The United States has seen dramatic changes in recent years in attitudes on issues ranging from permitting gay men and lesbians to serve openly in the military to allowing them to marry. A USA TODAY/Gallup Poll looks at where the public stands now, and a separate survey of gay men and lesbians explores their perspective.
5:02PM EST December 5. 2012 – In the wake of historic victories for gay-rights supporters in last month’s elections, a pair of USA TODAY/Gallup Polls find growing acceptance among Americans toward gay men and lesbians — and soaring optimism among gay Americans that issues involving homosexuality will one day no longer divide the nation.

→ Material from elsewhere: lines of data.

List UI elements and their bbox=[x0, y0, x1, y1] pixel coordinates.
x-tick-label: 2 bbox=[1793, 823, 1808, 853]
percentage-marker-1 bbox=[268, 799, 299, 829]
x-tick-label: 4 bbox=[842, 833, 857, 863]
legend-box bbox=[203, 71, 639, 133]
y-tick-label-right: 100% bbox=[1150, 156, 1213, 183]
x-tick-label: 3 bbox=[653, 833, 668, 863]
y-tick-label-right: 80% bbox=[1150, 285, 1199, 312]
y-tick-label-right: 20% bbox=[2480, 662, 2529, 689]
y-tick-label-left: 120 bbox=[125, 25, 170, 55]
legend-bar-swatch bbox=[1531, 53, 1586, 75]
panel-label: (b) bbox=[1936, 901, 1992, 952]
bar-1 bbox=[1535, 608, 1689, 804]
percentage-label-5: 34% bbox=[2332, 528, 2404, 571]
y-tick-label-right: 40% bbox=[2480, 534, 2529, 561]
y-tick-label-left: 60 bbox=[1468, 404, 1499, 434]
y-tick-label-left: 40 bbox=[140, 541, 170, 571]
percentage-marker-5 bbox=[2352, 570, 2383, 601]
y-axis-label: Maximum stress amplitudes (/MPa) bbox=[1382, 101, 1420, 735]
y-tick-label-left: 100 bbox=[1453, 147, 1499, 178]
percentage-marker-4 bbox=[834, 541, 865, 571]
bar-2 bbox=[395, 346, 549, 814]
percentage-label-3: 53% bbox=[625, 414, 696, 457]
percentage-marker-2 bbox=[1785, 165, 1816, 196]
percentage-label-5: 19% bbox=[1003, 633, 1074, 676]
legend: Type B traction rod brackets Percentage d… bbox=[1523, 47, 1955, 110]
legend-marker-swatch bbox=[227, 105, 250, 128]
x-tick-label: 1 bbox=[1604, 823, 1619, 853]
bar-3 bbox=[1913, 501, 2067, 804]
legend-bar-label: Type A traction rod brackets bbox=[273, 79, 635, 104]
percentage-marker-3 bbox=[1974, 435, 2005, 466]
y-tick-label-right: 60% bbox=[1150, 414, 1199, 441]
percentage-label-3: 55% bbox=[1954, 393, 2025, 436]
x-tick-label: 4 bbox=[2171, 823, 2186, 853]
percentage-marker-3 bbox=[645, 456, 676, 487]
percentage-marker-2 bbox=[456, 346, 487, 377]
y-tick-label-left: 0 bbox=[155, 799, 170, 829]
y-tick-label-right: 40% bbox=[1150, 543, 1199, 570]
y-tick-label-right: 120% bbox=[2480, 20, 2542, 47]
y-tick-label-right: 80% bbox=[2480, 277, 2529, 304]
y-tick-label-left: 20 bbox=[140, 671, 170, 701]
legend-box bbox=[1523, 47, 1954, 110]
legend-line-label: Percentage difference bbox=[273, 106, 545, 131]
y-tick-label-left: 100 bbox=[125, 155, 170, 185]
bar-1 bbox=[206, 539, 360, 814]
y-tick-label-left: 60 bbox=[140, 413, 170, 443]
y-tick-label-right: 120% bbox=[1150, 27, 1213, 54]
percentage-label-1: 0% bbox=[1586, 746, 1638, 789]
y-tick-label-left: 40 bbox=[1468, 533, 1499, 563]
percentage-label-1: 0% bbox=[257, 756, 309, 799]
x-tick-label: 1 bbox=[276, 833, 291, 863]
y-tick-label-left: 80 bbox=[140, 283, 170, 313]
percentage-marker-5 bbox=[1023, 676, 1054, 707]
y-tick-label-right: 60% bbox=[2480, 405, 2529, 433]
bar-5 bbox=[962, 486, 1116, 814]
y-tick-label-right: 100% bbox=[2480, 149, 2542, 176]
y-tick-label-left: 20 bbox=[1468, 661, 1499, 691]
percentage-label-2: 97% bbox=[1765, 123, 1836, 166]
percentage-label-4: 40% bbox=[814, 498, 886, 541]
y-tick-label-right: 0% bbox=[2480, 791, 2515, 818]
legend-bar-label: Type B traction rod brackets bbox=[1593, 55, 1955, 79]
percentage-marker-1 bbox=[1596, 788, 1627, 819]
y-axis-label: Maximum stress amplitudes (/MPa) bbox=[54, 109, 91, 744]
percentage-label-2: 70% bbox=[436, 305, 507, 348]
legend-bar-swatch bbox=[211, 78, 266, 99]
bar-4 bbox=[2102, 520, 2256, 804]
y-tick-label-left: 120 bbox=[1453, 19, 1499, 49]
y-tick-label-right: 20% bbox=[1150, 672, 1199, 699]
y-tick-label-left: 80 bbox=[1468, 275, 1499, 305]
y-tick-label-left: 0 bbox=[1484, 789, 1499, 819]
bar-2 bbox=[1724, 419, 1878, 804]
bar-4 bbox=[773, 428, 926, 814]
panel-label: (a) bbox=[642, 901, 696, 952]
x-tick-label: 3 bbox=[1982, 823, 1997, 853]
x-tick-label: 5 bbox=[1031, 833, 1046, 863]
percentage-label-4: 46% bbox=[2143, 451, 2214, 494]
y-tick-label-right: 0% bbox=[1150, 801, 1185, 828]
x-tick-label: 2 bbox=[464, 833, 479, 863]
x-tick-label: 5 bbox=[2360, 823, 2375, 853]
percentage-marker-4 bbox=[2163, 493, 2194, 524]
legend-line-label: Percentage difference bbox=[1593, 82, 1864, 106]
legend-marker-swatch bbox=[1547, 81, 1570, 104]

In a survey of respondents who identified themselves as lesbian, gay, bisexual or transgender, three of four say they are generally open with others about their sexual orientation. More than nine of 10 say people in their community have become more accepting in recent years.

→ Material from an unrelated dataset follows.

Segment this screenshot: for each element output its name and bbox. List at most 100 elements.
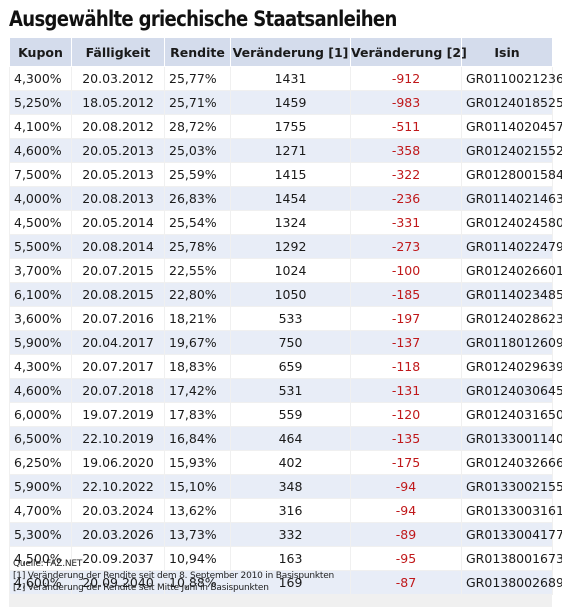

MORE: Gay-marriage support strongest on coasts
That feeling is ratified in a nationwide USA TODAY poll of all Americans that finds broad acceptance of economic rights for same-sex couples and majority support for gay marriage and adoption. A 51% majority predict that at some point, the country will reach a general agreement on such issues.
The changes echo times when attitudes toward African Americans and women were in flux, scholars say. With young adults by far the most tolerant of homosexuality — among those 18 to 29 years old, 73% support same-sex marriage — the trend seems more likely to accelerate than reverse.
More than a third of Americans surveyed say their views have changed significantly over time toward gay marriage, an issue being battled in states across the country and before the Supreme Court. The high court could announce as early as Friday whether it will accept cases challenging California’s Proposition 8 and the 1996 Defense of Marriage Act, which bars federal programs from recognizing same-sex marriages.